Sunday, June 7, 2009

Robert Wagner: Director of Attention

How interesting that it takes Robert Wagner 27 years to discuss the night his wife Natalie Wood apparently falls overboard and drowns off the coast of Santa Catalina near Los Angeles.

According to the story, after a night of drunken partying with actor Christopher Walken on the couple’s yacht, tensions between Wagner and Walken explode. Wagner, already jealous of Walken, a rising star, suspects Walken and his wife are having an “emotional affair” on the set of Brainstorm, the film Walken and Natalie Wood are shooting. Wagner loses his temper when Walken suggests Wood should star in more films instead of caring for two young children. Wagner smashes a bottle of wine on the table, forcing Walken to retreat to his cabin.

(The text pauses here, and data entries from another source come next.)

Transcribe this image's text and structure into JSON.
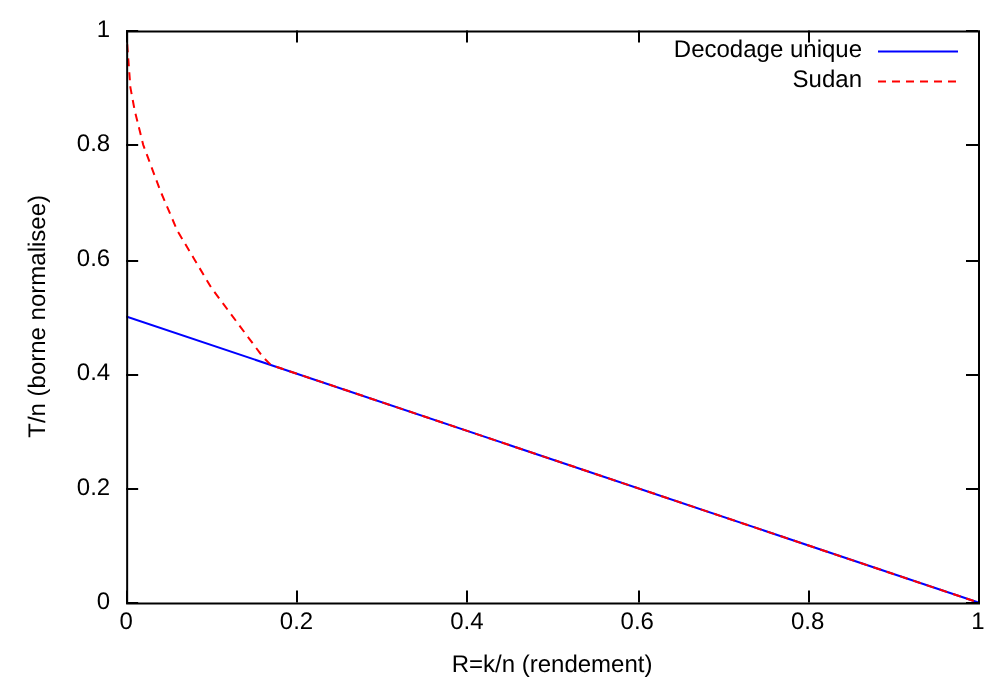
{
  "chart_data": {
    "type": "line",
    "xlabel": "R=k/n (rendement)",
    "ylabel": "T/n (borne normalisee)",
    "xlim": [
      0,
      1
    ],
    "ylim": [
      0,
      1
    ],
    "xticks": [
      0,
      0.2,
      0.4,
      0.6,
      0.8,
      1
    ],
    "yticks": [
      0,
      0.2,
      0.4,
      0.6,
      0.8,
      1
    ],
    "grid": false,
    "legend": "top right",
    "marker": "none",
    "series": [
      {
        "name": "Decodage unique",
        "color": "#0000ff",
        "line_style": "solid",
        "x": [
          0,
          1
        ],
        "values": [
          0.5,
          0
        ]
      },
      {
        "name": "Sudan",
        "color": "#ff0000",
        "line_style": "dashed",
        "x": [
          0,
          0.005,
          0.01,
          0.02,
          0.04,
          0.06,
          0.08,
          0.1,
          0.12,
          0.14,
          0.16,
          0.17,
          1
        ],
        "values": [
          1,
          0.9,
          0.86,
          0.8,
          0.72,
          0.65,
          0.6,
          0.55,
          0.51,
          0.47,
          0.43,
          0.415,
          0
        ]
      }
    ]
  }
}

Wagner says he later puts his head around the door of his cabin to see Natalie getting ready for bed, after which Walken and Wagner return to the deck to try to cool down. When Wagner retires to his cabin around midnight, his wife is missing. Also missing is the yacht’s dinghy.

Wagner’s theory is that Natalie hears the dinghy banging loosely against the Splendor and goes out to fix it. He suggests she slips on the swim step, knocks herself unconscious and rolls into the water. The dinghy just floats away.

It is widely reported that Wagner blames himself for Natalie’s death and never completely recovers.

And so what about Wagner’s earliest memories?

Not unlike Wagner’s intention to confront an alleged competitor Christopher Walken, Wagner’s earliest recollections reveal Wagner’s ongoing quest to best his seminal rival, Robert J. Wagner, Sr. In four of his memories, we observe the father-son struggle for authority. In one memory, we learn what Wagner's idea of success and authority looks like.

In memory #1 Wagner ridicules his father’s response to Wagner’s accidental act of “blowing out all the outlets in the house.” As if to say “Sure, I blew out every outlet in the house; but Dad blew his cool,” Wagner explains “[Dad] came ‘roaring’ out, ‘grabbed’ me, ‘put me over his knee,’ and spanked me with a hair brush …and then ‘threw me off his lap’ for this ‘terrible thing’ I had done!” In Wagner’s telling of the event, his father is made to look the fool.

In memory #2, Wagner expresses disgust at being tagged “his father’s little package.” When the train transporting Wagner to California leaves the station, Wagner “rips off” a handwritten destination tag attached to his jacket, thereby declaring independence from his dad and signaling he will not be “[mis]handled” by the man who pays a paltry $10.00 to assure his son’s safe “delivery” to California.

In memory #3, Wagner’s challenge is more passive. According to Wagner, his father opens a checking account so Wagner can pay his expenses on the trip to California. In visiting a souvenir shop along the way, however, Wagner uses money to buy an antique gun; with the justification he wants protection from “marauding Indians” who might attack the train. Wagner’s purchase is guaranteed to provoke anger in his dad, especially considering the gun is in all probability not an antique, most likely overpriced, and useless for protection purposes. Wagner challenges his father by spending money the way he chooses to spend it.

In memory 4, Wagner recalls the moment he realizes his picture of success and authority. Watching Gable, Astaire, Scott, and Grant walk together down the fairway, Wagner decides exactly what he wants in life: to be one of them - handsome, successful, respected, and in demand.

Finally, in memory #5, Wagner shoots out all the lights in the tunnel of the country club at Bel-Air, thereby “embarrassing [his] dad by being a smart ass.” Wagner’s deliberate act has him maneuvering his father to lose control. As expected, his father “closes his fists and goes after Wagner – ‘again’ – but a couple of other men [hold] him back.” Ironically, Wagner’s reprehensible behavior comes across as more measured and controlled than his father’s! In the end, Wagner one-ups his dad by coming out the “victim winner.”

Unfortunately, however, Wagner’s rivalry with Christopher Walken brings forth a totally different outcome. Although Wagner’s angry outburst one-ups Walken in the short run, Wagner’s maneuvering of the opportunity to confront Walken, coupled with the threesome’s excessive partying and their eventual breakdown in communication, leads ultimately to Natalie’s tragic death. A friend of Wagner recalls, “[Wagner] went through the inquest in a daze and after that he took to his bed for eight days in a catatonic state, blaming himself for [Natalie’s] death. He’s never entirely recovered, but how can you?”

Perhaps trumping his alleged rival at the cost of losing his wife silenced Wagner for 27 years. In hindsight, had Wagner and his father been able to confront and resolve their issues long ago, history may have been written differently. As it turns out, however, Wagner’s need to challenge a suspected or perhaps imagined rival got the best of him – literally.

2 comments:

annie said...

Reading this makes me think he could not have been easy to live with...

Nienna said...

I think you clearly show in Robert Wagner's story how a worldview can shape one's life, how it can cause great damage.